His points were valid in both cases. It’s been a spectacular tourney, and sports are generally a very positive aspect of higher education.
But you don’t get to be president of the NCAA by being tone-deaf, which meant Emmert also needed to acknowledge the steaming pile of scandal dumped upon the association’s doorstep in recent times.
“It is absolutely critical,” Emmert said, “that we get our arms around the integrity issues rapidly.”
Yeah, the integrity issues. On Wednesday and Thursday alone, these were some of the major headlines in college athletics:
Four former Auburn football players told HBO in a “Real Sports” segment that they were paid by boosters and coaches to play for the Tigers, and paid for making big plays. That’s in addition to the ongoing NCAA investigation of the national champions regarding former quarterback Cam Newton.

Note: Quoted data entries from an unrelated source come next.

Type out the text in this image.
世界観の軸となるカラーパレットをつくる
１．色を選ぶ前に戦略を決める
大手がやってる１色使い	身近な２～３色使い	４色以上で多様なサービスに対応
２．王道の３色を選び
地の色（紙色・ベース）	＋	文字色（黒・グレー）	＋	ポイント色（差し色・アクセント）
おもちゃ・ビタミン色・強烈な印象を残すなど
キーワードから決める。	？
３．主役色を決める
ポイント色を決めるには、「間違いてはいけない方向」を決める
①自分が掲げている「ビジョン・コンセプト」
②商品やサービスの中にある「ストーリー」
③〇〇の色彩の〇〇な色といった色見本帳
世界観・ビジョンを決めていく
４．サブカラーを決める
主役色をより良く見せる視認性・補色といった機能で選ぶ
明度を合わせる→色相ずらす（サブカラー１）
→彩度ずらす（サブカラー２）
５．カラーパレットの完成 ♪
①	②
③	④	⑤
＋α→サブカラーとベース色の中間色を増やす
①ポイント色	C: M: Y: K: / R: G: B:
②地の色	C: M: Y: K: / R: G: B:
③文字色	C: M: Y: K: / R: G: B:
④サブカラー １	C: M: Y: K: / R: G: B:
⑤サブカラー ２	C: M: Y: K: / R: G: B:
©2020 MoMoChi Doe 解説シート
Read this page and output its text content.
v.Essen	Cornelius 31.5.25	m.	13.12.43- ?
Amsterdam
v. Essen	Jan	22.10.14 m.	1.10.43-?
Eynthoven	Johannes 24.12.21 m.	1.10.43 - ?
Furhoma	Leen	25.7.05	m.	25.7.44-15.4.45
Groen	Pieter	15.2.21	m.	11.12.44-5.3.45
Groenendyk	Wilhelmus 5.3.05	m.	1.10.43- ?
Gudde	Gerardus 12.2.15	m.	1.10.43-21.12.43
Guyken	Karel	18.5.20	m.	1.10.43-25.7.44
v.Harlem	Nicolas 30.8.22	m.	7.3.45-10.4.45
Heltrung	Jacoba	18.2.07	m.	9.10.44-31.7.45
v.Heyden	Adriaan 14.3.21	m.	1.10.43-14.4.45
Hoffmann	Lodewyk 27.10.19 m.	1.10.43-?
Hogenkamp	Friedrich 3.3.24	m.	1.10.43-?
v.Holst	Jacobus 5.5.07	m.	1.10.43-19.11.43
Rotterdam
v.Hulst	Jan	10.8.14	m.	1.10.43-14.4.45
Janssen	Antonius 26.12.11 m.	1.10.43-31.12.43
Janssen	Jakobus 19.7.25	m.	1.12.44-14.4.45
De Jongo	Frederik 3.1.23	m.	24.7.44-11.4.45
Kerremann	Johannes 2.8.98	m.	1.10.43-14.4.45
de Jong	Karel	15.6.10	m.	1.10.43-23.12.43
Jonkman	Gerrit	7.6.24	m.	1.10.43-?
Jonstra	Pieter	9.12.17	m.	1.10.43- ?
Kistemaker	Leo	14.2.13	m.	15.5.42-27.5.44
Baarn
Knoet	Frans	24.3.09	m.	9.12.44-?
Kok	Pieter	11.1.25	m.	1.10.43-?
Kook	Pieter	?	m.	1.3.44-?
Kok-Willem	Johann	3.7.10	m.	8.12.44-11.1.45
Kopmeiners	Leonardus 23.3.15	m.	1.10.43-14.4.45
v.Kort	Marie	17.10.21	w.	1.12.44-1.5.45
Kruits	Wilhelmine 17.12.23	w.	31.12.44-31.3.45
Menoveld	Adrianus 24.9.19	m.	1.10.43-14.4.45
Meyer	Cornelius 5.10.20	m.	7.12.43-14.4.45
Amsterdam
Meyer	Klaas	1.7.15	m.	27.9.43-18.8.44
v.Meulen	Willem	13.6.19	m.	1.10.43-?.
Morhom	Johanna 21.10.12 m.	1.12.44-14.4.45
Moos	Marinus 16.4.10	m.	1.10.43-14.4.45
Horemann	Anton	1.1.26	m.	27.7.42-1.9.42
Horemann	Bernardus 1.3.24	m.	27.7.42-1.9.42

A Texas-based trainer/street agent allegedly told Texas A&M in 2007 that it had to pay at least $80,000 to sign cornerback Patrick Peterson, according to a former coach at the school. Peterson wound up signing with and starring for LSU, and the school did make a payment of $6,000 to the trainer/street agent for what it said was a DVD. That’s pocket change compared with what the same trainer/street agent got from Oregon, which paid him $25,000. The NCAA is investigating that.
Ohio State coach Jim Tressel apologized for NCAA violations that resulted in the coach being suspended for five games in 2011. Tressel covered up potential violations by not telling anyone at the university when he was apprised of them -- but he did inform a friend/adviser to star quarterback Terrelle Pryor. Pryor is one of five Buckeyes who also will miss the first five games of the season for NCAA violations.
The Fiesta Bowl’s status as a member of the BCS is under review after an internal investigation revealed a potpourri of illegal activities and conspicuous consumption by its recently fired president and chief executive officer, John Junker.
Another former Kansas athletic department employee was sentenced to prison for his part in a $2 million ticket-scalping scandal.
Even at this Final Four, there are reminders that all is not well in college hoops. Connecticut coach Jim Calhoun is here just five weeks after he was personally penalized and his program sanctioned for NCAA violations. His coaching adversary Saturday, Kentucky’s John Calipari, has had his two previous Final Four appearances vacated for violations that occurred on his watch.
“If I've learned anything in the six months [as NCAA president], the single biggest concern that I have among the threats to the collegiate model is simply the threat of integrity,” Emmert said. “I've heard concerns expressed by people all around the country about the integrity of intercollegiate athletics right now, that people are seeing things that they don't like and that I don't like and that many people are concerned about.
“As they see those things, they extrapolate across a whole enterprise of intercollegiate athletics. On the face of that, that's inherently unfair because the vast majority of what goes on inside intercollegiate athletics is done by people who have extraordinary integrity, have extraordinary concern for their student-athletes, and people who want nothing more than to have intercollegiate athletics be successful in all the ways we all want it to be.
“But there are those occasions where we have people from top to bottom who don't spend enough time and care in the conduct of this business. And we see that while we have an understanding about a lot of our values, sometimes we're lagging in that integrity. We need to be sure that we restore it. We need to make sure that people understand what we stand for. We need to make sure that we're willing to stand up behind that. And when we have people that don't want to conduct themselves consistent with the integrity of these games, we need to be ready to deal with that appropriately.”
Dealing with that appropriately means dropping the hammer in terms of penalties for rule-breakers. As Emmert himself pointed out, punishments need to transmit a “constructive fear” to potential scofflaws.
“We cannot have coaches, administrators, parents or student-athletes sitting out there deciding, ‘Is this worth the risk? If I conduct myself in this fashion, and if I get caught, it's still worth the risk.’” Emmert said. “We don't want those kind of cost-benefit analyses going on.”
There has been significant cost to the NCAA on the integrity front. The good news is that the president isn’t dodging that fact. The better news is that his enforcement staff has been as active and aggressive as it’s ever been in combating it.
Maybe by the time Emmert takes to the Final Four dais next year, there will be a few more big-time cheaters’ skins nailed to the wall.